Primero de enero, primer día del año. El clima, como podía esperarse, era lo suficiente frío para que uno prefiriera quedarse en casa a estar vagando sobre aquel manto blanco que cubría al pueblo por la nieve acumulada. Desde la ventana en la habitación se podía apreciar lo solitario que estaba todo fuera de la enorme casa que sus padres poseían. Ésta vez le había tocado convivir con una pareja de magos ingleses. Admitía que la estrategia que habían utilizado había sido una muy astuta, viajar al menos dos veces al año a diferentes países había solucionado el responder a preguntas como porqué la hija del matrimonio no había asistido a alguna academia mágica para manejar el uso y utilidad de su magia. Claro que el hecho de que Clarice pudiera hacer algunos trucos de magia también evitaba ser repudiada por los sangre pura de la élite mágica, algo que, de ser caso contrario, habría llevado una serie de problemáticas a los Ainsworth.

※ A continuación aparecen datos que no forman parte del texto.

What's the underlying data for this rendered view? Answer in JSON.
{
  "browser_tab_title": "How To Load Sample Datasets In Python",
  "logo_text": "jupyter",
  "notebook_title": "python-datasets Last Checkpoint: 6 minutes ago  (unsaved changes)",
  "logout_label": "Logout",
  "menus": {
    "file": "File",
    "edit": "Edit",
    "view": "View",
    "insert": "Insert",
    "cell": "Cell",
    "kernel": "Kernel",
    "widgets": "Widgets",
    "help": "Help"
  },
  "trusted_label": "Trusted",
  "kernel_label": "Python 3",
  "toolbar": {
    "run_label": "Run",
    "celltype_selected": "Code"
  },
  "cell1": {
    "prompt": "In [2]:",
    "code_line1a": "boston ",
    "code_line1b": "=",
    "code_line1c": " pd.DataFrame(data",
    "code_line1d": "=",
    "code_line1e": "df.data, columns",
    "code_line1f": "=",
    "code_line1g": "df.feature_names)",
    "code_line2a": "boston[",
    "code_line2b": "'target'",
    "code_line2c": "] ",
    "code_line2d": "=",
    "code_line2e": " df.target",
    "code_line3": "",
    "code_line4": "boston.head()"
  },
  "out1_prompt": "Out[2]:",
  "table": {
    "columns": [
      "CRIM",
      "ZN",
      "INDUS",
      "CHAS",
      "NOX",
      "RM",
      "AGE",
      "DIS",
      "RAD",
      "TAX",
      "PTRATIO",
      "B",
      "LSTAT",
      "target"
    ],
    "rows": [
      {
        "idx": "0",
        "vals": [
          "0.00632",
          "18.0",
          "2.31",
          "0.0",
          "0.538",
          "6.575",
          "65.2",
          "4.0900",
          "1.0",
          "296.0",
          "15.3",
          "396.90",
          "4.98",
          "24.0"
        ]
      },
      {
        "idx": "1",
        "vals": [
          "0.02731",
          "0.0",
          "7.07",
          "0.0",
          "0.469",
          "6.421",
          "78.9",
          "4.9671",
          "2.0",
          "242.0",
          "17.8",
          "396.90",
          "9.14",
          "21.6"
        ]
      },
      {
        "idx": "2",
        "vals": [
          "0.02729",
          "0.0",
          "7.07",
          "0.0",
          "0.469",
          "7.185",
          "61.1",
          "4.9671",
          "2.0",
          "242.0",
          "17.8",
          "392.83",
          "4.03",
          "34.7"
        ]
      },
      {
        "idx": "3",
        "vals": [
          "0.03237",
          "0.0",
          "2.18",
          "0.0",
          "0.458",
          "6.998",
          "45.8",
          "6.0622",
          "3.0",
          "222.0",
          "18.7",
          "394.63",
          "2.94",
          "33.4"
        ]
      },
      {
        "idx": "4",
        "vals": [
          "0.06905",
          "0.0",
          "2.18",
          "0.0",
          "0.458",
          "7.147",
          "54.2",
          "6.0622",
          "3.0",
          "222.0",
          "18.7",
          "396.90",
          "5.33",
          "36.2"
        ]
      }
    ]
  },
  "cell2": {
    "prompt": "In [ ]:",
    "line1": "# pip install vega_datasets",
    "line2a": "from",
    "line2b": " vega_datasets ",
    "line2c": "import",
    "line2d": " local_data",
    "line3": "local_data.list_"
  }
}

El sonido de dos golpes secos en la puerta la despertaron de su ensimismamiento. Ni siquiera se molestó en moverse un centímetro, simplemente se aclaró la garganta antes de responder.
—Adelante.
La puerta de madera oscura se abrió ligeramente para dar paso a un hombre de complexión enorme y una sonrisa pequeña pero bonachona. Antes de darse cuenta se encuentra respondiéndole con una expresión amable y sincera. La relación que tenía con aquel hombre era, probablemente, una de las más sinceras, fuertes y cercanas que había tenido con cualquier otro humano en la Tierra. Clarice, siendo conocedora de su situación, sabía que no era conveniente crear vínculos estrechos con sus protectores pues podían jugar en contra y terminar siendo una distracción o simplemente un problema. Pero cuando una persona conocía a Tom era muy difícil no tomarle cariño, bien lo sabía.
—Padre —saludó la joven una vez se colocó frente a ella—, creí que aún dormían, es muy temprano —continuó extrañada.
El hombre negó con la cabeza y levantó una de sus manos a la altura de los ojos de la más joven. En ella había un pergamino desenvuelto.
—Nos han invitado a pasar la tarde en casa de la familia Black —comentó con voz un poco apagada—. Tu madre y yo debemos asistir por compromiso, sabes que es un requisito para mantener el estatus de la familia —explicó como si la delgada mujer no supiera las razones—, pero no tienes que ir si no quieres, sólo quería que estuvieras al tanto que volveremos tarde.
—No —contestó rápidamente—. Quiero ir.
Thomas le ofrece un pequeño asentimiento antes de comenzar una conversación en la que Clarice no está lo suficiente interesada. Su mente, ambiciosa como era, estaba en un lugar totalmente diferente. Si las cosas salían bien, aquel día podría ser el que tanto había estado esperando.